Reporters without Borders, which ranks Israel in the bottom half of its ranking for press freedom — 86 out of 180 countries — says: “Palestinian journalists are systematically subjected to violence as a result of their coverage of events in the West Bank.”
A 2019 report by the United Nations Human Rights Council noted that “The commission found reasonable grounds to believe that Israeli snipers shot journalists intentionally despite seeing that they were clearly marked as such” during the 2018 protests along the border of the Gaza Strip and Israel. The reports list four particular individuals who were wearing helmets and flak jackets.
Israel’s Foreign Ministry spokesperson at the time said, “Israel utterly rejects the biased and distorted kangaroo court ‘report’” and called the U.N. Human Rights Council a “de facto accomplice of Hamas”
However, the incidents — and narratives — surrounding Abu Akleh’s death and the actions by Israeli security forces during her funeral highlight the nature of this depraved occupation.

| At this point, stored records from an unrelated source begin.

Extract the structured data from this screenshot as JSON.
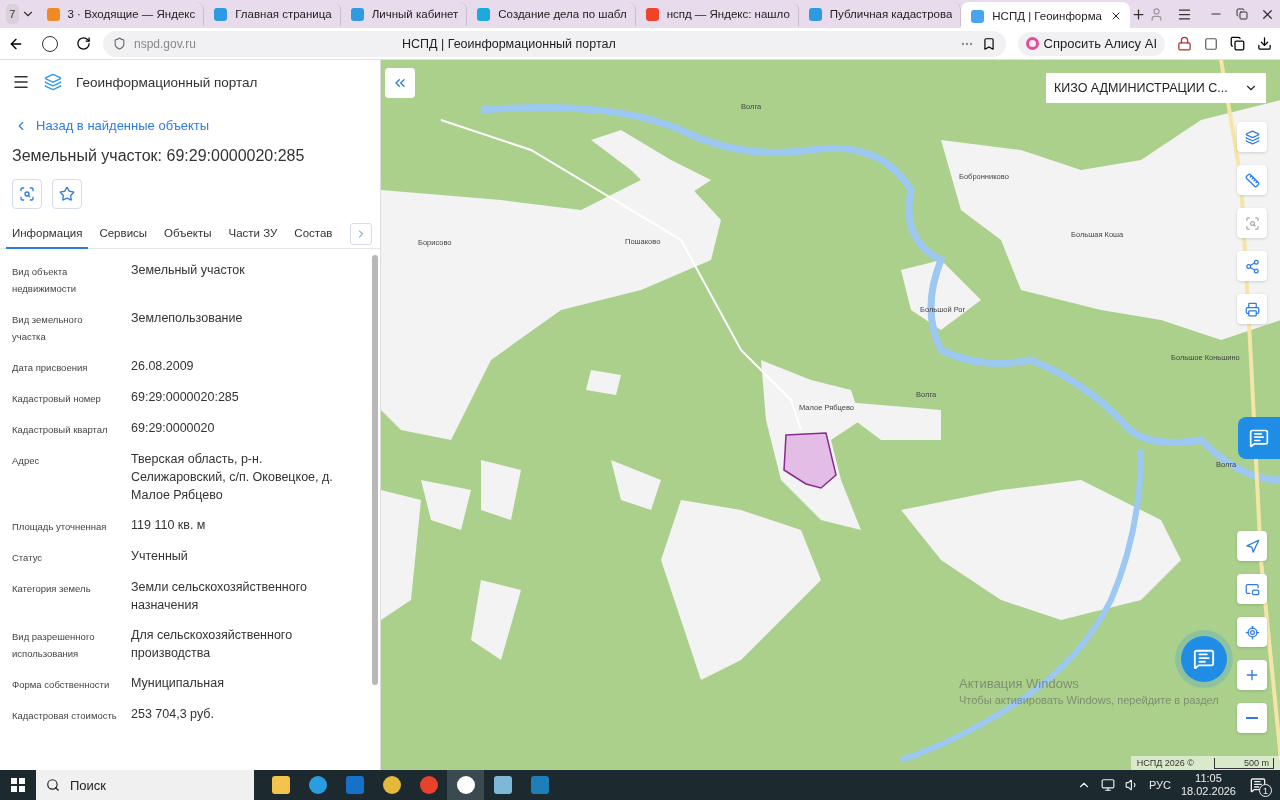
{
  "browser": {
    "tab_count": "7",
    "tabs": [
      {
        "title": "3 · Входящие — Яндекс",
        "selected": false,
        "color": "#f08a24"
      },
      {
        "title": "Главная страница",
        "selected": false,
        "color": "#2e9be0"
      },
      {
        "title": "Личный кабинет",
        "selected": false,
        "color": "#2e9be0"
      },
      {
        "title": "Создание дела по шабл",
        "selected": false,
        "color": "#1ea8e0"
      },
      {
        "title": "нспд — Яндекс: нашло",
        "selected": false,
        "color": "#f0432c"
      },
      {
        "title": "Публичная кадастрова",
        "selected": false,
        "color": "#2e9be0"
      },
      {
        "title": "НСПД | Геоинформа",
        "selected": true,
        "color": "#4aa3f0"
      }
    ],
    "url": "nspd.gov.ru",
    "page_title": "НСПД | Геоинформационный портал",
    "alice_button": "Спросить Алису AI"
  },
  "panel": {
    "portal_title": "Геоинформационный портал",
    "back_link": "Назад в найденные объекты",
    "heading": "Земельный участок: 69:29:0000020:285",
    "tabs": [
      {
        "label": "Информация",
        "selected": true
      },
      {
        "label": "Сервисы",
        "selected": false
      },
      {
        "label": "Объекты",
        "selected": false
      },
      {
        "label": "Части ЗУ",
        "selected": false
      },
      {
        "label": "Состав",
        "selected": false
      }
    ],
    "fields": [
      {
        "label": "Вид объекта недвижимости",
        "value": "Земельный участок"
      },
      {
        "label": "Вид земельного участка",
        "value": "Землепользование"
      },
      {
        "label": "Дата присвоения",
        "value": "26.08.2009"
      },
      {
        "label": "Кадастровый номер",
        "value": "69:29:0000020:285"
      },
      {
        "label": "Кадастровый квартал",
        "value": "69:29:0000020"
      },
      {
        "label": "Адрес",
        "value": "Тверская область, р-н. Селижаровский, с/п. Оковецкое, д. Малое Рябцево"
      },
      {
        "label": "Площадь уточненная",
        "value": "119 110 кв. м"
      },
      {
        "label": "Статус",
        "value": "Учтенный"
      },
      {
        "label": "Категория земель",
        "value": "Земли сельскохозяйственного назначения"
      },
      {
        "label": "Вид разрешенного использования",
        "value": "Для сельскохозяйственного производства"
      },
      {
        "label": "Форма собственности",
        "value": "Муниципальная"
      },
      {
        "label": "Кадастровая стоимость",
        "value": "253 704,3 руб."
      }
    ]
  },
  "map": {
    "layer_select": "КИЗО АДМИНИСТРАЦИИ С...",
    "labels": [
      {
        "text": "Волга"
      },
      {
        "text": "Бобронниково"
      },
      {
        "text": "Большая Коша"
      },
      {
        "text": "Борисово"
      },
      {
        "text": "Пошаково"
      },
      {
        "text": "Большой Рог"
      },
      {
        "text": "Большое Коньшино"
      },
      {
        "text": "Малое Рябцево"
      },
      {
        "text": "Волга"
      },
      {
        "text": "Волга"
      }
    ],
    "activation": [
      "Активация Windows",
      "Чтобы активировать Windows, перейдите в раздел"
    ],
    "attribution": "НСПД 2026 ©",
    "scale": "500 m"
  },
  "taskbar": {
    "search_placeholder": "Поиск",
    "language": "РУС",
    "time": "11:05",
    "date": "18.02.2026",
    "notifications": "1"
  }
}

For now, the family will have to deal not only with the killing of their daughter but the dehumanization of their moment of profound grief in front of the world.
As we watched the horrific scenes during her funeral today, we’re reminded that even when mourning their dead, Palestinians can’t be Palestinian.
CORRECTION (May 14, 1:40 p.m. ET): A previous version of this article misstated where mourners first gathered. They assembled at the Saint Joseph French Hospital, not the deceased Shireen Abu Akleh’s family home.